I think the Herald editorial today nails it:
John Key is not the first Prime Minister to sack a Cabinet member for conduct unbecoming a minister. Helen Clark, until her third term, made quite an art of it. Mr Key could learn from her. The art lies in an economy of words. When the deed is done the Prime Minister should explain the dismissal in terms that do not invite a prolonged discussion.
We should not have had this daily game of political ping-pong between Mr Key and his opposite, Phil Goff, over who knew what and when, about complaints from women who say they received the unwanted attentions of former Internal Affairs Minister Richard Worth. There must be far more important matters on Mr Key’s plate, if not Mr Goff’s.
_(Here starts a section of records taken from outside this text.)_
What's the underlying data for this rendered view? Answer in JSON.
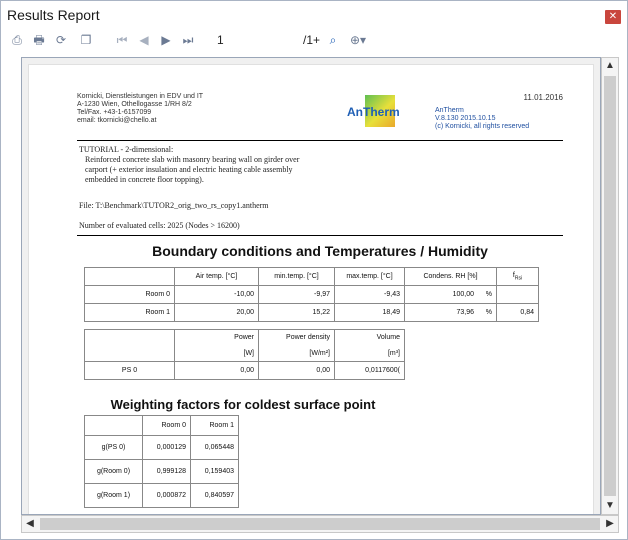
{
  "window": {
    "title": "Results Report"
  },
  "toolbar": {
    "page_value": "1",
    "page_total": "/1+",
    "icons": [
      "print-setup-icon",
      "print-icon",
      "refresh-icon",
      "copy-icon",
      "first-page-icon",
      "prev-page-icon",
      "next-page-icon",
      "last-page-icon",
      "find-icon",
      "zoom-icon"
    ]
  },
  "report": {
    "header_lines": [
      "Kornicki, Dienstleistungen in EDV und IT",
      "A-1230 Wien, Othellogasse 1/RH 8/2",
      "Tel/Fax. +43-1-6157099",
      "email: tkornicki@chello.at"
    ],
    "date": "11.01.2016",
    "logo_text": "AnTherm",
    "app_lines": [
      "AnTherm",
      "V.8.130 2015.10.15",
      "(c) Kornicki, all rights reserved"
    ],
    "tutorial_title": "TUTORIAL - 2-dimensional:",
    "tutorial_lines": [
      "Reinforced concrete slab with masonry bearing wall on girder over",
      "carport (+ exterior insulation and electric heating cable assembly",
      "embedded in concrete floor topping)."
    ],
    "file_line": "File: T:\\Benchmark\\TUTOR2_orig_two_rs_copy1.antherm",
    "cells_line": "Number of evaluated cells: 2025 (Nodes > 16200)",
    "section1_title": "Boundary conditions and Temperatures / Humidity",
    "bc_table": {
      "headers": [
        "",
        "Air temp. [°C]",
        "min.temp. [°C]",
        "max.temp. [°C]",
        "Condens. RH [%]",
        "f",
        "Rsi"
      ],
      "rows": [
        {
          "label": "Room 0",
          "air": "-10,00",
          "min": "-9,97",
          "max": "-9,43",
          "rh": "100,00",
          "pct": "%",
          "f": ""
        },
        {
          "label": "Room 1",
          "air": "20,00",
          "min": "15,22",
          "max": "18,49",
          "rh": "73,96",
          "pct": "%",
          "f": "0,84"
        }
      ]
    },
    "ps_table": {
      "headers": [
        "",
        "Power",
        "Power density",
        "Volume"
      ],
      "units": [
        "",
        "[W]",
        "[W/m²]",
        "[m³]"
      ],
      "rows": [
        {
          "label": "PS 0",
          "power": "0,00",
          "density": "0,00",
          "volume": "0,0117600("
        }
      ]
    },
    "section2_title": "Weighting factors for coldest surface point",
    "wf_table": {
      "headers": [
        "",
        "Room 0",
        "Room 1"
      ],
      "rows": [
        {
          "label": "g(PS 0)",
          "r0": "0,000129",
          "r1": "0,065448"
        },
        {
          "label": "g(Room 0)",
          "r0": "0,999128",
          "r1": "0,159403"
        },
        {
          "label": "g(Room 1)",
          "r0": "0,000872",
          "r1": "0,840597"
        }
      ]
    }
  }
}
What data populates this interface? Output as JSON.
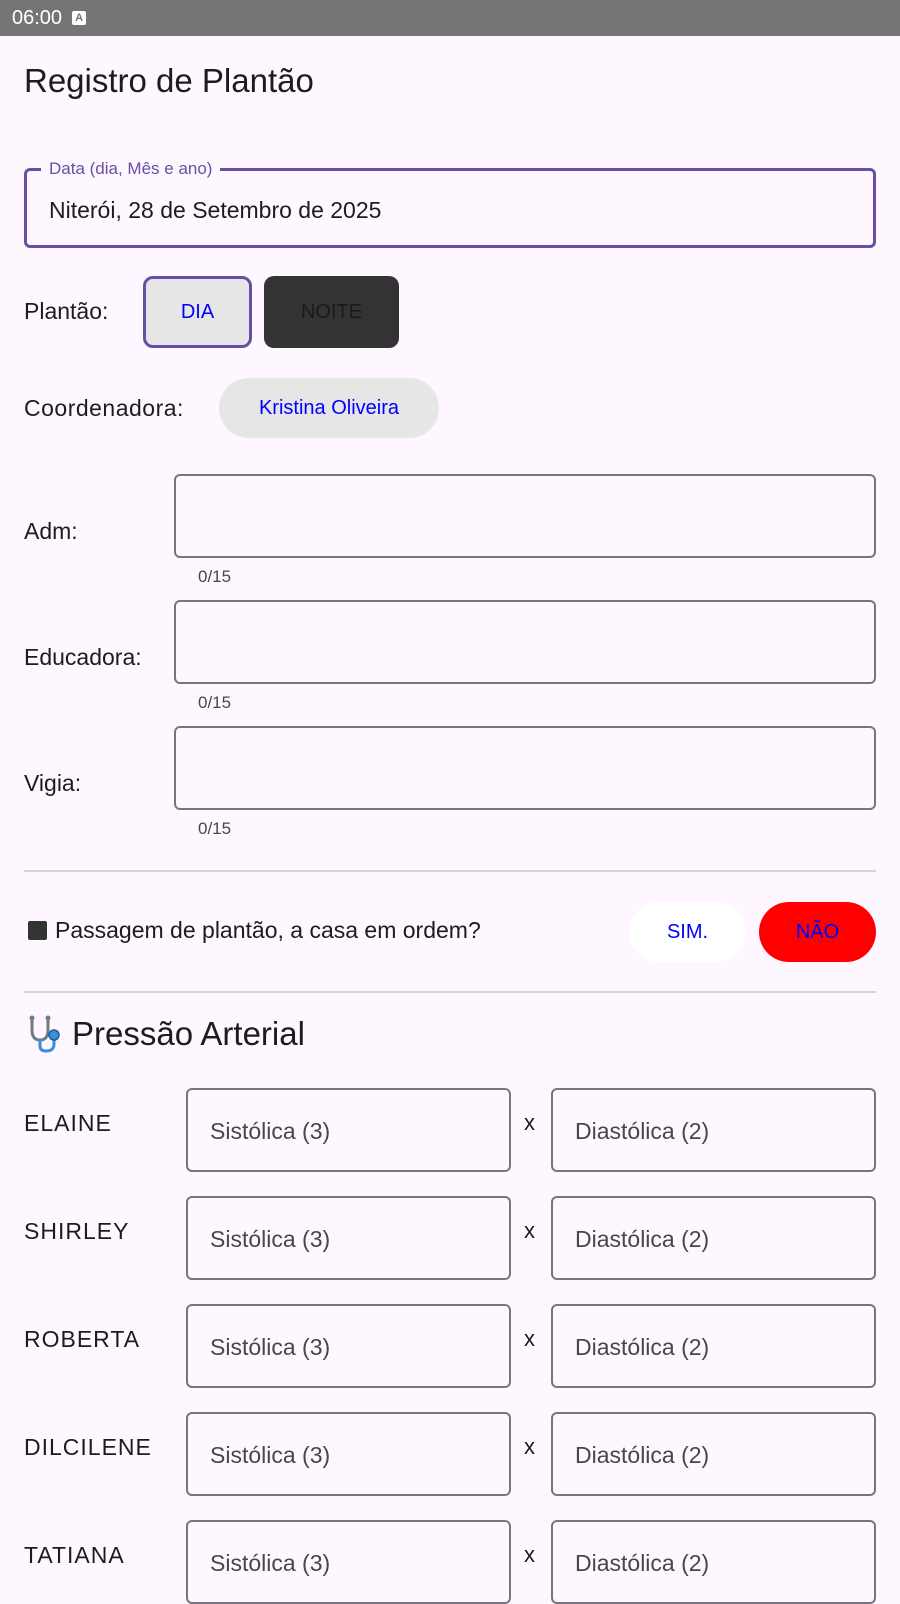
{
  "status_bar": {
    "time": "06:00",
    "notification_icon_letter": "A"
  },
  "page": {
    "title": "Registro de Plantão"
  },
  "date_field": {
    "label": "Data (dia, Mês e ano)",
    "value": "Niterói, 28 de Setembro de 2025"
  },
  "plantao": {
    "label": "Plantão:",
    "day_label": "DIA",
    "night_label": "NOITE",
    "selected": "DIA"
  },
  "coordenadora": {
    "label": "Coordenadora:",
    "value": "Kristina Oliveira"
  },
  "staff_fields": [
    {
      "label": "Adm:",
      "value": "",
      "counter": "0/15"
    },
    {
      "label": "Educadora:",
      "value": "",
      "counter": "0/15"
    },
    {
      "label": "Vigia:",
      "value": "",
      "counter": "0/15"
    }
  ],
  "passagem": {
    "icon": "black-square-icon",
    "question": "Passagem de plantão, a casa em ordem?",
    "yes_label": "SIM.",
    "no_label": "NÃO",
    "selected": "NÃO"
  },
  "pressao": {
    "icon": "stethoscope-icon",
    "title": "Pressão Arterial",
    "separator": "x",
    "systolic_placeholder": "Sistólica (3)",
    "diastolic_placeholder": "Diastólica (2)",
    "patients": [
      "ELAINE",
      "SHIRLEY",
      "ROBERTA",
      "DILCILENE",
      "TATIANA"
    ]
  },
  "colors": {
    "accent": "#6750A4",
    "background": "#FEF7FF",
    "link_blue": "#0000FF",
    "no_button": "#FF0000",
    "night_button": "#333333"
  }
}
Agreed. Sometimes John’s propensity to be open and responsive can backfire on him. As the editorial says, an economy of words would be preferable to arguing over what time the phone call was – especially when you get it wrong.
It is a measure of Labour’s desperation for attention that its leader is making comment. Normally when something of this nature surfaces the rival party is content to keep out of it, calculating that it has nothing to gain and much to lose by taking cheap shots at a target that is fatally wounded.
In this case, Mr Goff sees an opportunity to besmirch Mr Key with the fact that the complaint on which the Prime Minister acted was not the first he had received. The first, from a woman in the Labour Party, had been relayed by Mr Goff a few weeks earlier. He says Mr Key did not bother to check it out.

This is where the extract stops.